NCUR to replace 2015 undergraduate symposium

NCUR to replace 2015 undergraduate symposium

By Aaron Bocook, News Writer


When she participated in EWU’s Student Research and Creative Works Symposium in 2011, Lindsey Porter had no idea, in just a few years time, she would be coordinating Eastern’s largest campus-wide academic event.

In 2015, Porter will help coordinate the National Conference on Undergraduate Research , or NCUR, which will be hosted by Eastern Washington University.

As a graduate student in public history and archeology, Porter knows all about the research aspects of conferences, but said it was the unique combination of research with creative works that got her interested in helping out in EWU’s 2014 symposium.

“I was really passionate about that,” Porter said. “I think it’s great that we have this opportunity, so when I was told that they were looking for a new coordinator [for Eastern’s symposium], someone who was going to be in a graduate program, I jumped on board.”

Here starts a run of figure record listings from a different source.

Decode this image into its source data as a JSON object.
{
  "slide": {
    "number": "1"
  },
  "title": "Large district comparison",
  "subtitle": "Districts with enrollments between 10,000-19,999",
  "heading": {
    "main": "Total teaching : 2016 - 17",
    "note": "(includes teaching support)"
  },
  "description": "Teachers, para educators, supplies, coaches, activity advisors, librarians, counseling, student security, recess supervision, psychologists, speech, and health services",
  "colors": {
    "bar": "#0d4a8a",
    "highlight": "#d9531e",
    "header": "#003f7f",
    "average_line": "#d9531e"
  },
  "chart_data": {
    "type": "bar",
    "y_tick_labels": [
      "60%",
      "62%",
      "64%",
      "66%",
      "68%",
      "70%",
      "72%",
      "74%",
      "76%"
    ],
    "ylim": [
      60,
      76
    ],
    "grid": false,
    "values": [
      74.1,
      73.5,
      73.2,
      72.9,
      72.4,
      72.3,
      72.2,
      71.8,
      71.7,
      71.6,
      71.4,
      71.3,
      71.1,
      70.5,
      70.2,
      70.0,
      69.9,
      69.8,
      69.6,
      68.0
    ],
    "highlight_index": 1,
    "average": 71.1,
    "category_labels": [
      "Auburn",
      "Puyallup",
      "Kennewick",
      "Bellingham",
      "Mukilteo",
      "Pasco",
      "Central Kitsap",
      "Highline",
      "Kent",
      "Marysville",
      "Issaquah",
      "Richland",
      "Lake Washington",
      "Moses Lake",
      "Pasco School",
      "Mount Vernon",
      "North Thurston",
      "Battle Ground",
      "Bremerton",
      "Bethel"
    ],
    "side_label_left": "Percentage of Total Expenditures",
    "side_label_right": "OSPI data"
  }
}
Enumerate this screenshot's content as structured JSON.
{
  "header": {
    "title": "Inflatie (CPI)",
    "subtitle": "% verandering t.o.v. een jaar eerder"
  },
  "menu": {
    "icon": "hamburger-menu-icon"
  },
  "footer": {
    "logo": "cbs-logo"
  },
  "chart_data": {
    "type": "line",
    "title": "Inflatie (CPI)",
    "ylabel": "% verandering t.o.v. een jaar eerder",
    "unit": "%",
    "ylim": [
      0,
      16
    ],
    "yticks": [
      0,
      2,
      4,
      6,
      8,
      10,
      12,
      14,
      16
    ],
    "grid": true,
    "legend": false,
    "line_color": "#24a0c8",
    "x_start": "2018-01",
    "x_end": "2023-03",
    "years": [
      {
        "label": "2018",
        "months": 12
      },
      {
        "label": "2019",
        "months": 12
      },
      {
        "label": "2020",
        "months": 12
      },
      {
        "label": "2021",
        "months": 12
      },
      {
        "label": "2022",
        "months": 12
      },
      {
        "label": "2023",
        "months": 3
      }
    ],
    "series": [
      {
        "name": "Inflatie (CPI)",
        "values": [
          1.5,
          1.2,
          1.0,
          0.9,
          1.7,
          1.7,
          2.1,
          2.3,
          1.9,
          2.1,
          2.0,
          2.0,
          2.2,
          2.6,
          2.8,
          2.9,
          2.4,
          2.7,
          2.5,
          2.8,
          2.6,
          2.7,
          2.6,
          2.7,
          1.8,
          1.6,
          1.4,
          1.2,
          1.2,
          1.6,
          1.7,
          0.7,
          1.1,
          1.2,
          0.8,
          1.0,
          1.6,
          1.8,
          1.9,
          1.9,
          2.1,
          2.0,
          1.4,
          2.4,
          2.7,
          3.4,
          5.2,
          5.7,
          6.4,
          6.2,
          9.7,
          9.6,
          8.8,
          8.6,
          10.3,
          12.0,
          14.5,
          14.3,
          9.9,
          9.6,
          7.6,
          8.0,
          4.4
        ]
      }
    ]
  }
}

With over 600 presenters this year compared to just fewer than 500 in 2013, the 2014 symposium is Eastern’s biggest yet. With over 3,000 attendees expected for NCUR in 2015, Porter said there is a lot of planning that needs to be done by students from Eastern, especially undergraduates.

In 2015, the undergraduate portion of Eastern’s symposium will be temporarily replaced by NCUR.

“The huge thing next year is that there is no [undergraduate] symposium at all,” Porter said.  “We are replacing it; since NCUR is coming, our undergraduate students are going to attend that instead.”

Jeff Johnson and Nambi Gamet, seniors in EWU’s anthropology program, not only presented at EWU’s symposium, but also attended NCUR 2014, April 3-5 in Lexington, Kentucky.

Johnson said presenting at conferences and symposiums is a great way to be exposed to research from many different fields, as well as creative works. He said that his presentations have been an integral part of his growth as a student and are a good way to actively participate in education.

“It’s important for an [undergraduate] to present their research and get exposed,” Johnson said. “This will be my third conference this year.”

Gamet said the symposium, and larger events like NCUR, have helped him to become more competitive in his field.

“Symposium is a way to show the Eastern student body, I can take something and contribute new research to it,” Gamet said. “It’s a good opportunity.”

He said his experience at NCUR was a chance to meet a lot of people he could not have met otherwise and has helped him to start building a network for his career after graduation.

Porter said though NCUR is exciting, the requirements are more rigorous. At EWU’s symposium, anybody who submits an abstract gets accepted. But for NCUR, students have to submit their abstracts four months sooner, and have to be approved. Though NCUR is replacing the undergraduate symposium, Porter said there will still be a graduate symposium in 2015 that will run in combination with NCUR.

Coordinating the 2014 symposium while looking ahead to NCUR in 2015 has been a challenge, Porter said, but the work has been rewarding. From planning lodging for the 3,000 expected attendees to figuring out abstract deadlines, Porter has had an active hand in the effort.

Johnson hopes to be starting graduate school at Eastern next fall. He said after attending NCUR 2014 and presenting at the EWU symposium, he cannot wait to see what NCUR will be like at Eastern in 2015.

Although he will not be around next year, Gamet said he is also excited for Eastern to host NCUR and was happy he had the chance to attend the conference in Kentucky. He said he was just as happy with his experience at EWU’s symposium

“A lot of amazing things come out of Eastern, and the symposium is just one of the outlets that we have,” Gamet said. “Even though we’re a small community, we can still make a lot of noise.”